No doubt, Sherman has been blessed with a superior racehorse of intrinsic soundness, robust health, and strong recuperative powers. But the trainer takes nothing for granted.
“I think we’ve done a lot to make sure he stays the way he is,” Sherman said last weekend, shortly after California Chrome turned in his final work at Los Alamitos for the Awesome Again. “The double-wide stall he loves. The attention he gets from all our people. After every race, he gets X-rayed to make sure nothing’s changed. We take blood all the time to tell us if what we see is the real thing, because the good ones will sometimes fool you, and we don’t want something sneaking up on us.”
The Awesome Again, a 1 1/8-mile race under allowance weight conditions, used to be a handicap called the Goodwood.
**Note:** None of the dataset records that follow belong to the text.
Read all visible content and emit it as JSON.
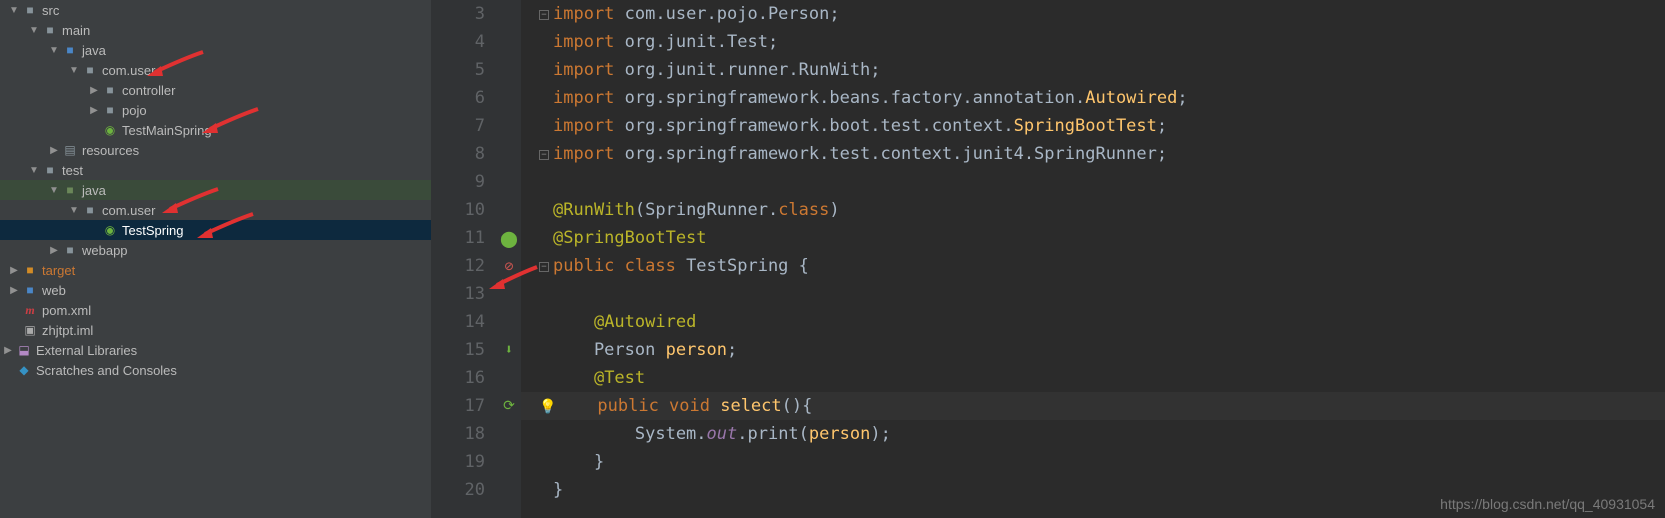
{
  "tree": {
    "src": "src",
    "main": "main",
    "java1": "java",
    "com_user1": "com.user",
    "controller": "controller",
    "pojo": "pojo",
    "testmainspring": "TestMainSpring",
    "resources": "resources",
    "test": "test",
    "java2": "java",
    "com_user2": "com.user",
    "testspring": "TestSpring",
    "webapp": "webapp",
    "target": "target",
    "web": "web",
    "pom": "pom.xml",
    "iml": "zhjtpt.iml",
    "ext_lib": "External Libraries",
    "scratches": "Scratches and Consoles"
  },
  "code": {
    "lines": [
      {
        "n": 3,
        "t": [
          [
            "kw",
            "import "
          ],
          [
            "pkg",
            "com.user.pojo.Person"
          ],
          [
            "str",
            ";"
          ]
        ]
      },
      {
        "n": 4,
        "t": [
          [
            "kw",
            "import "
          ],
          [
            "pkg",
            "org.junit.Test"
          ],
          [
            "str",
            ";"
          ]
        ]
      },
      {
        "n": 5,
        "t": [
          [
            "kw",
            "import "
          ],
          [
            "pkg",
            "org.junit.runner.RunWith"
          ],
          [
            "str",
            ";"
          ]
        ]
      },
      {
        "n": 6,
        "t": [
          [
            "kw",
            "import "
          ],
          [
            "pkg",
            "org.springframework.beans.factory.annotation."
          ],
          [
            "id",
            "Autowired"
          ],
          [
            "str",
            ";"
          ]
        ]
      },
      {
        "n": 7,
        "t": [
          [
            "kw",
            "import "
          ],
          [
            "pkg",
            "org.springframework.boot.test.context."
          ],
          [
            "id",
            "SpringBootTest"
          ],
          [
            "str",
            ";"
          ]
        ]
      },
      {
        "n": 8,
        "t": [
          [
            "kw",
            "import "
          ],
          [
            "pkg",
            "org.springframework.test.context.junit4.SpringRunner"
          ],
          [
            "str",
            ";"
          ]
        ]
      },
      {
        "n": 9,
        "t": []
      },
      {
        "n": 10,
        "t": [
          [
            "ann",
            "@RunWith"
          ],
          [
            "str",
            "(SpringRunner."
          ],
          [
            "kw",
            "class"
          ],
          [
            "str",
            ")"
          ]
        ]
      },
      {
        "n": 11,
        "t": [
          [
            "ann",
            "@SpringBootTest"
          ]
        ]
      },
      {
        "n": 12,
        "t": [
          [
            "kw",
            "public class "
          ],
          [
            "cls",
            "TestSpring {"
          ]
        ]
      },
      {
        "n": 13,
        "t": []
      },
      {
        "n": 14,
        "t": [
          [
            "str",
            "    "
          ],
          [
            "ann",
            "@Autowired"
          ]
        ]
      },
      {
        "n": 15,
        "t": [
          [
            "str",
            "    Person "
          ],
          [
            "id",
            "person"
          ],
          [
            "str",
            ";"
          ]
        ]
      },
      {
        "n": 16,
        "t": [
          [
            "str",
            "    "
          ],
          [
            "ann",
            "@Test"
          ]
        ]
      },
      {
        "n": 17,
        "t": [
          [
            "str",
            "    "
          ],
          [
            "kw",
            "public void "
          ],
          [
            "id",
            "select"
          ],
          [
            "str",
            "(){"
          ]
        ],
        "hl": true,
        "bulb": true
      },
      {
        "n": 18,
        "t": [
          [
            "str",
            "        System."
          ],
          [
            "static",
            "out"
          ],
          [
            "str",
            ".print("
          ],
          [
            "id",
            "person"
          ],
          [
            "str",
            ");"
          ]
        ]
      },
      {
        "n": 19,
        "t": [
          [
            "str",
            "    }"
          ]
        ]
      },
      {
        "n": 20,
        "t": [
          [
            "str",
            "}"
          ]
        ]
      }
    ],
    "gutter_icons": {
      "11": "spring",
      "12": "error",
      "15": "nav-down",
      "17": "nav-up"
    }
  },
  "watermark": "https://blog.csdn.net/qq_40931054"
}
The name was easy to lose since there was no reason to continue to honor the relationship between the Oak Tree Racing Association and Goodwood Racecourse in England once Oak Tree had been booted from its lease at Santa Anita Park.
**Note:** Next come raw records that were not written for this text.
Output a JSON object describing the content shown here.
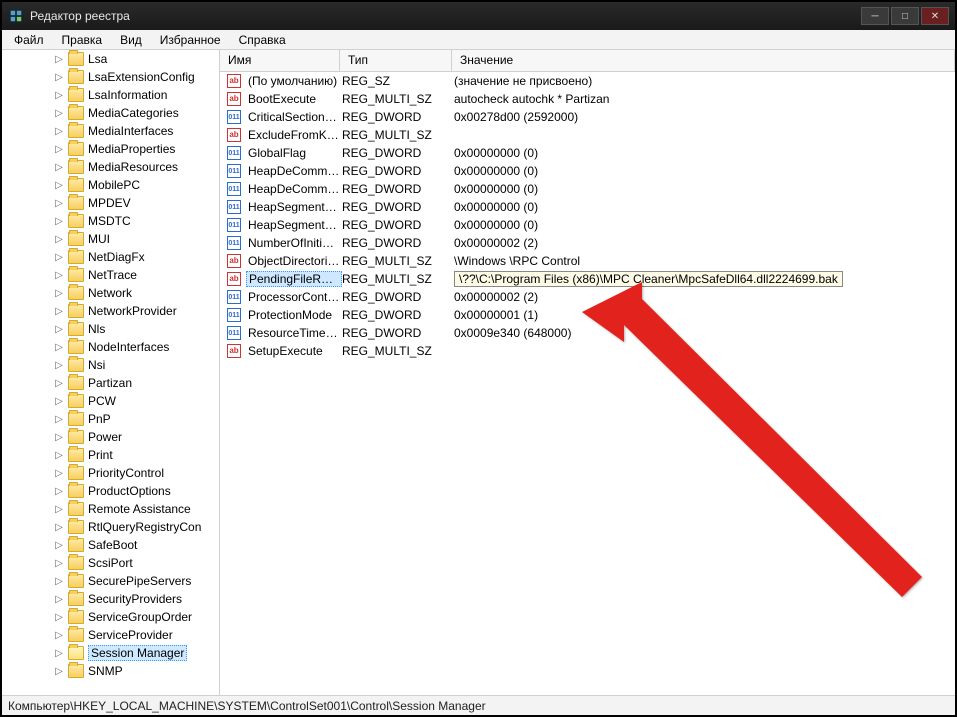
{
  "window": {
    "title": "Редактор реестра"
  },
  "menu": {
    "file": "Файл",
    "edit": "Правка",
    "view": "Вид",
    "favorites": "Избранное",
    "help": "Справка"
  },
  "columns": {
    "name": "Имя",
    "type": "Тип",
    "value": "Значение"
  },
  "tree": [
    {
      "label": "Lsa",
      "sel": false
    },
    {
      "label": "LsaExtensionConfig",
      "sel": false
    },
    {
      "label": "LsaInformation",
      "sel": false
    },
    {
      "label": "MediaCategories",
      "sel": false
    },
    {
      "label": "MediaInterfaces",
      "sel": false
    },
    {
      "label": "MediaProperties",
      "sel": false
    },
    {
      "label": "MediaResources",
      "sel": false
    },
    {
      "label": "MobilePC",
      "sel": false
    },
    {
      "label": "MPDEV",
      "sel": false
    },
    {
      "label": "MSDTC",
      "sel": false
    },
    {
      "label": "MUI",
      "sel": false
    },
    {
      "label": "NetDiagFx",
      "sel": false
    },
    {
      "label": "NetTrace",
      "sel": false
    },
    {
      "label": "Network",
      "sel": false
    },
    {
      "label": "NetworkProvider",
      "sel": false
    },
    {
      "label": "Nls",
      "sel": false
    },
    {
      "label": "NodeInterfaces",
      "sel": false
    },
    {
      "label": "Nsi",
      "sel": false
    },
    {
      "label": "Partizan",
      "sel": false
    },
    {
      "label": "PCW",
      "sel": false
    },
    {
      "label": "PnP",
      "sel": false
    },
    {
      "label": "Power",
      "sel": false
    },
    {
      "label": "Print",
      "sel": false
    },
    {
      "label": "PriorityControl",
      "sel": false
    },
    {
      "label": "ProductOptions",
      "sel": false
    },
    {
      "label": "Remote Assistance",
      "sel": false
    },
    {
      "label": "RtlQueryRegistryCon",
      "sel": false
    },
    {
      "label": "SafeBoot",
      "sel": false
    },
    {
      "label": "ScsiPort",
      "sel": false
    },
    {
      "label": "SecurePipeServers",
      "sel": false
    },
    {
      "label": "SecurityProviders",
      "sel": false
    },
    {
      "label": "ServiceGroupOrder",
      "sel": false
    },
    {
      "label": "ServiceProvider",
      "sel": false
    },
    {
      "label": "Session Manager",
      "sel": true
    },
    {
      "label": "SNMP",
      "sel": false
    }
  ],
  "values": [
    {
      "icon": "str",
      "name": "(По умолчанию)",
      "type": "REG_SZ",
      "value": "(значение не присвоено)",
      "sel": false
    },
    {
      "icon": "str",
      "name": "BootExecute",
      "type": "REG_MULTI_SZ",
      "value": "autocheck autochk * Partizan",
      "sel": false
    },
    {
      "icon": "bin",
      "name": "CriticalSectionTi...",
      "type": "REG_DWORD",
      "value": "0x00278d00 (2592000)",
      "sel": false
    },
    {
      "icon": "str",
      "name": "ExcludeFromKn...",
      "type": "REG_MULTI_SZ",
      "value": "",
      "sel": false
    },
    {
      "icon": "bin",
      "name": "GlobalFlag",
      "type": "REG_DWORD",
      "value": "0x00000000 (0)",
      "sel": false
    },
    {
      "icon": "bin",
      "name": "HeapDeCommit...",
      "type": "REG_DWORD",
      "value": "0x00000000 (0)",
      "sel": false
    },
    {
      "icon": "bin",
      "name": "HeapDeCommit...",
      "type": "REG_DWORD",
      "value": "0x00000000 (0)",
      "sel": false
    },
    {
      "icon": "bin",
      "name": "HeapSegmentC...",
      "type": "REG_DWORD",
      "value": "0x00000000 (0)",
      "sel": false
    },
    {
      "icon": "bin",
      "name": "HeapSegmentR...",
      "type": "REG_DWORD",
      "value": "0x00000000 (0)",
      "sel": false
    },
    {
      "icon": "bin",
      "name": "NumberOfInitial...",
      "type": "REG_DWORD",
      "value": "0x00000002 (2)",
      "sel": false
    },
    {
      "icon": "str",
      "name": "ObjectDirectories",
      "type": "REG_MULTI_SZ",
      "value": "\\Windows \\RPC Control",
      "sel": false
    },
    {
      "icon": "str",
      "name": "PendingFileRen...",
      "type": "REG_MULTI_SZ",
      "value": "\\??\\C:\\Program Files (x86)\\MPC Cleaner\\MpcSafeDll64.dll2224699.bak",
      "sel": true
    },
    {
      "icon": "bin",
      "name": "ProcessorControl",
      "type": "REG_DWORD",
      "value": "0x00000002 (2)",
      "sel": false
    },
    {
      "icon": "bin",
      "name": "ProtectionMode",
      "type": "REG_DWORD",
      "value": "0x00000001 (1)",
      "sel": false
    },
    {
      "icon": "bin",
      "name": "ResourceTimeo...",
      "type": "REG_DWORD",
      "value": "0x0009e340 (648000)",
      "sel": false
    },
    {
      "icon": "str",
      "name": "SetupExecute",
      "type": "REG_MULTI_SZ",
      "value": "",
      "sel": false
    }
  ],
  "status": "Компьютер\\HKEY_LOCAL_MACHINE\\SYSTEM\\ControlSet001\\Control\\Session Manager",
  "icons": {
    "ab": "ab",
    "bin": "011"
  }
}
Oak Tree persists as a charitable entity by sponsoring meets at the Alameda County Fairgrounds in Pleasanton, Calif., so it is out of the big-race business. Goodwood, on the other hand, continues to run the Group 3 Oak Tree Stakes during its Glorious Goodwood meet in late July, further evidence as to why there will always be an England.
Everyone appreciates that Awesome Again’s 1997 record of six wins in six starts – including the Stephen Foster, the Whitney, and the Breeders’ Cup Classic – should have earned him some kind of recognition beyond a place in the Canadian Hall of Fame. And no one has anything but admiration for Awesome Again as a stallion who boasts sons and daughters like Ghostzapper, Game On Dude, Ginger Punch, Round Pond, Awesome Gem, and Oxbow.
We also get it that Frank Stronach raced Awesome Again and stands him at his Adena Springs Farm in Kentucky, and Santa Anita is Stronach’s racetrack. Still, the renaming would have gone down a whole lot easier if Awesome Again had run at least once at Santa Anita, which he did not.
You could slap the name of Trump University on Saturday’s race, and it wouldn’t make any difference to California Chrome. The last time he failed to fire his best shot was in the 2014 Pennsylvania Derby, when the size of the purse and the bonuses attached got the better of his people. Given the rare chance of campaigning a mature, 5-year-old stallion, Sherman awakens each day like a man with the weight of the game on his shoulders.
“He’s so honest, so straightforward, you just want to always do right by him, and for his fans,” Sherman said. “I think we have, but we’ve got a couple more challenges to go.”
Sherman stared off in the direction of California Chrome as he headed back to the stables after a work, then turned to his phone and punched in the clocker’s number.
“That’s what I got,” Sherman said, and then hung up.
“The clocker told me I’m getting better at the poles,” Sherman said with a wink. “He even offered me a job. Who knows, I might need one after Chrome’s gone. But I don’t want to think about that just yet.”